Wednesday, 15 August 2012

Underwater Welding Processes

The chosen welding processes of practical significance in underwater welding are:

  1. Manual shielded meal arc welding, that is extensively used as a wet technique but is also suitable for habitate welding.
  2. TIG welding.
  3. MIG welding.
TIG and MIG welding processed have also been used to a limited extend for wet welding as well as more commonly in local enclosed gas shrouds.

1. Shielded metal arc welding:

Manual shielded metal arc welding is an economical process for underwater welding. This process can be carried out in all positions with the same success as welding in air. The DC welding equipment used for underwater welding must have a capacity of at least 300 Amps for each welder. All electrical leads, lighting gear, electrode holder, gloves, etc must be fully insulated and in good condition. Ferritic electrodes with a coated based on iron oxide should be used as they resits cracking, Positive polarity of work is preferred. This means that 65% to 75% of the heat is in the metal being welded. The weld pool is easier to handle and has enough fluidity to fill in undercut to a large extend. Electrode having positive polarity may have to be used for overhead butt-welding or welding cracks in the vertical and overhead positions. Current setting for underwater welding are normally higher than for welding air because there is a loss of heat by conduction through water and the control of these settings must be accurate to ensure consistent work. 

2. TIG welding:

TIG welding has got the advantage that it gives a stable arc and less porous welds. TIG welding has been widely used, particularly for root runs. Although this process is relatively slow, it is very flexible and can accommodate variations in fit up and produce high quality penetration beads. TIG welding is preferred to MIG welding in dry welding as filler wire is manually controlled.
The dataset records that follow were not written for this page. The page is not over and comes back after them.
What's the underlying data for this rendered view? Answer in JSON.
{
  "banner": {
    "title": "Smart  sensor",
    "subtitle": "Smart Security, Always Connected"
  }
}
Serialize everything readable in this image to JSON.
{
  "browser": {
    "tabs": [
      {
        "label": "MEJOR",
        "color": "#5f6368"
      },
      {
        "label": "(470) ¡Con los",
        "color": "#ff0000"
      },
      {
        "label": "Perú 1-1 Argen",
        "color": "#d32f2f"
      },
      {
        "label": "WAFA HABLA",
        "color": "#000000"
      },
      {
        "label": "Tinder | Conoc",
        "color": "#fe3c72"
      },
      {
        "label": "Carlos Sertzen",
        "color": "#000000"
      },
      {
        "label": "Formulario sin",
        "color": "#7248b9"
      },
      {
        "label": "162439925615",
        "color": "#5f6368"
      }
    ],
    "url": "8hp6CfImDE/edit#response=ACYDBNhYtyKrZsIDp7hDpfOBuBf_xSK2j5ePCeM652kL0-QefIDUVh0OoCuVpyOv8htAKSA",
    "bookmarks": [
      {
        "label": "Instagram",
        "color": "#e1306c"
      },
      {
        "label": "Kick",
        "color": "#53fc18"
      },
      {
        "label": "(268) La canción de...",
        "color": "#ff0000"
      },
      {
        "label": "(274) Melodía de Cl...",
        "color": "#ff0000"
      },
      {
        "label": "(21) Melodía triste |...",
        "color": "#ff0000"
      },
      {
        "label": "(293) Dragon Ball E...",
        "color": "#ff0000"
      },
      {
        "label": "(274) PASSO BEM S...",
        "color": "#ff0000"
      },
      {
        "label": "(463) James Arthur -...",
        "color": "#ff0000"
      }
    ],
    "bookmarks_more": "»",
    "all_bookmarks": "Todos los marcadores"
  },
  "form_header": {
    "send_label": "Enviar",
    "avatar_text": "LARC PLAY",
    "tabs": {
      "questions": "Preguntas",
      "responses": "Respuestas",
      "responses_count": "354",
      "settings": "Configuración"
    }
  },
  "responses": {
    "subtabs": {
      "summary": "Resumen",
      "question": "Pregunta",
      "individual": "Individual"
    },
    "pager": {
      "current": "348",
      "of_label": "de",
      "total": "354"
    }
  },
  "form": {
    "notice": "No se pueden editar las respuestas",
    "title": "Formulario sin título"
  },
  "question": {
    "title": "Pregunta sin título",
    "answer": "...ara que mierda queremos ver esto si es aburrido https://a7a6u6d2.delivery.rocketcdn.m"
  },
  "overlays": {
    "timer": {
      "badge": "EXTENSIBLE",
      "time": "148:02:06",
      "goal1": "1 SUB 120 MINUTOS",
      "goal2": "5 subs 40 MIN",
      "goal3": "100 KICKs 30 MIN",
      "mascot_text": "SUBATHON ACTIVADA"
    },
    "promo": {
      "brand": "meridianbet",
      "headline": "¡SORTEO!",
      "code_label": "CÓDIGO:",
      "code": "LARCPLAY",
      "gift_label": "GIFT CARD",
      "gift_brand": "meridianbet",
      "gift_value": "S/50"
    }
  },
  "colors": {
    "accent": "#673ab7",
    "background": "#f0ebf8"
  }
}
In TIG welding, as the depth (ie pressure) increases:
  1. The arc becomes constricted and the voltage increases for a given arc length.
  2. Tungsten tip starts getting eroded and this phenomenon influences weld bead width, and penetration. The erosion of the tip gives rise to arc instability when TIG welding is carried out at high pressure.
  3. Arc welding becomes more difficult. 
TIG welding becomes restricted as the operating depth is increased.

3. MIG welding:

Because of the high cost of diving operations, it is highly desirable to complete welds in the shortest possible time. This has directed attention to the use of semi-automatic processes using solid wires or flux code wires. Wires containing oxidising and reducing elements give good results even without shielding. MIG welding is faster and less expensive that TIG welding. Arc heat increases with the depth of water so filler metal melts fast CO2 or Argon is used as shielding gas. The shielding gas gets denser and may require flow rates upto 10 times the surface rates. MIG dry welding is preferred to MIG wet welding for better results.